La libertad tecnológica no puede convertirse en ausencia de responsabilidad.
Cuando acceder a la herramienta ya no alcanza
El problema aparece cuando confundimos libertad con ausencia de reglas.
Hoy cualquiera puede generar. Cualquiera puede vender. Cualquiera puede presentarse frente a un cliente con una herramienta que hace en segundos algo que durante años requirió formación, experiencia y conocimiento.
Y el problema no es ese “cualquiera”.
El problema es un mercado que todavía no sabe distinguir entre acceso a una herramienta y capacidad profesional para asumir la responsabilidad de lo que se produce con ella.
Un profesional verdadero se adapta. Aprende. Incorpora Inteligencia Artificial. Cambia sus procesos. Estudia nuevamente si hace falta.
El riesgo no es que la IA desplace profesionales
El riesgo es construir un mercado en el que, dentro de algunos años, deje de valer la pena convertirse en uno.
Porque si automatizar siempre resulta más rentable que formar conocimiento humano, lentamente empezamos a perder diseñadores, programadores, comunicadores, fotógrafos, realizadores, escritores, especialistas y todo ese capital humano que tarda años en construirse.
Y recuperarlo después no es cuestión de instalar otra aplicación.
Empezar a hablar de estándares
Por eso creo que tenemos que empezar a hablar de estándares. No de prohibiciones. No de impedir que alguien emprenda. No de proteger artificialmente profesiones.
Estándares.
Que entrar sea fácil. Que aprender sea accesible. Que emprender siga siendo posible. Pero que profesionalizarse también signifique asumir responsabilidades.
Formación inicial.
Capacitación permanente.
Actualización frente a nuevas tecnologías y nuevas normas.
Evaluaciones periódicas.
Una marca profesional que pueda demostrar que está al día.
Recuperar al facultativo. Recuperar al firmante.
Y, cuando determinadas actividades alcancen cierto nivel de complejidad, impacto o riesgo, recuperar una figura que durante décadas permitió ordenar muchísimos sectores: el facultativo. El firmante.
Una persona humana identificable que valide y responda por lo que una tecnología ejecutó.
Porque podemos llegar a tener agentes capaces de diseñar, programar, escribir, analizar, negociar y ejecutar procesos completos.
Perfecto.
Pero cuanto más autónoma se vuelva la tecnología, más importante será saber quién responde por sus decisiones.
La IA puede ejecutar.
Alguien tiene que firmar.
Profesionalizar no significa frenar
Eso no frena el emprendimiento. Lo profesionaliza.

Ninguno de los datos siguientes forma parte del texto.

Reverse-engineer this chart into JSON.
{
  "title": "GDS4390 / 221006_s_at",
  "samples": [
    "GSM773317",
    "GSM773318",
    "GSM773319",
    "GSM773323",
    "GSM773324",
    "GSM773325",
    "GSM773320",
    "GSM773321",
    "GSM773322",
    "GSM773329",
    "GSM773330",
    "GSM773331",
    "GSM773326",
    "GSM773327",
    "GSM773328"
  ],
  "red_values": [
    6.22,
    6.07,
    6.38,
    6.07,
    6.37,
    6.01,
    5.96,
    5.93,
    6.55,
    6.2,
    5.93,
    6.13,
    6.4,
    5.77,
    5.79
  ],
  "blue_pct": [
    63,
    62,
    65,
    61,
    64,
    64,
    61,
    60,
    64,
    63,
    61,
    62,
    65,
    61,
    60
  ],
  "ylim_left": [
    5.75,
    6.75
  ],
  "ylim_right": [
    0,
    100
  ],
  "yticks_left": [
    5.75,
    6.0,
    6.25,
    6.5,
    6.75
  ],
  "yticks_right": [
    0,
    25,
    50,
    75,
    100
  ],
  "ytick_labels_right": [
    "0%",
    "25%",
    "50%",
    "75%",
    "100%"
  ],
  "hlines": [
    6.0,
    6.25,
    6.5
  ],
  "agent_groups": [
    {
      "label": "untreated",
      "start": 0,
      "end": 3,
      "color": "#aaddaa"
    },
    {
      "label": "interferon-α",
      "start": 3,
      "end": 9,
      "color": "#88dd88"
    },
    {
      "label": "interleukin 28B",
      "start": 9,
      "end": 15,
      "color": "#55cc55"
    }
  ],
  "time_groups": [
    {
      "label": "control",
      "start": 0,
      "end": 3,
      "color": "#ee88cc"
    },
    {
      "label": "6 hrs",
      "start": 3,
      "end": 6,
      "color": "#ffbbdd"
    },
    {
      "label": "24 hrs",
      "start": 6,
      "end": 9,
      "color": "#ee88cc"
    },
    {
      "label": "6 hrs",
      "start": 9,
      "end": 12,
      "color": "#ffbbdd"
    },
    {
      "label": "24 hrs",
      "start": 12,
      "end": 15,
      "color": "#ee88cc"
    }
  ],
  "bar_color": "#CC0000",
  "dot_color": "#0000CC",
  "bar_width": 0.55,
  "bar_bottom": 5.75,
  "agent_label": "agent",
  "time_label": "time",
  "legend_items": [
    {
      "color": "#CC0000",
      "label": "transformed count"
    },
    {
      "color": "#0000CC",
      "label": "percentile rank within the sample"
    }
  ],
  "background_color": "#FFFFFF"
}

Tampoco protege al que dejó de estudiar. Protege al que se forma, se actualiza, trabaja seriamente y está dispuesto a responder por lo que hace.
Y protege también al cliente.
Porque un mercado completamente liberado puede parecer muy competitivo durante un tiempo, pero cuando nadie tiene obligaciones comparables, cuando cualquiera ofrece cualquier cosa y cuando resulta imposible saber quién está realmente detrás de un servicio, la libertad empieza a convertirse en ruido.
Y el ruido termina tapando también al buen emprendedor.
La regla debería ser sencilla. Donde termina mi espacio, comienza el del otro.
Innovar también significa responder
Podemos crear. Podemos innovar. Podemos automatizar. Podemos construir empresas enteras alrededor de Inteligencia Artificial.
Pero cuando empezamos a tocar identidad, propiedad intelectual, datos, patrimonio, derechos, reputación o decisiones que afectan a otras personas, tiene que existir responsabilidad.
No necesitamos elegir entre tecnología y personas. Necesitamos construir un mercado donde ambas puedan crecer.
Porque la tecnología puede evolucionar cada semana. El conocimiento humano necesita años.
Y si no aprendemos a cuidar ese conocimiento mientras aceleramos todo lo demás, algún día podríamos descubrir que construimos herramientas extraordinarias pero dejamos de formar a las personas capaces de entenderlas.
La Inteligencia Artificial puede hacer cada vez más. Eso no debería reducir nuestra responsabilidad. Debería aumentarla.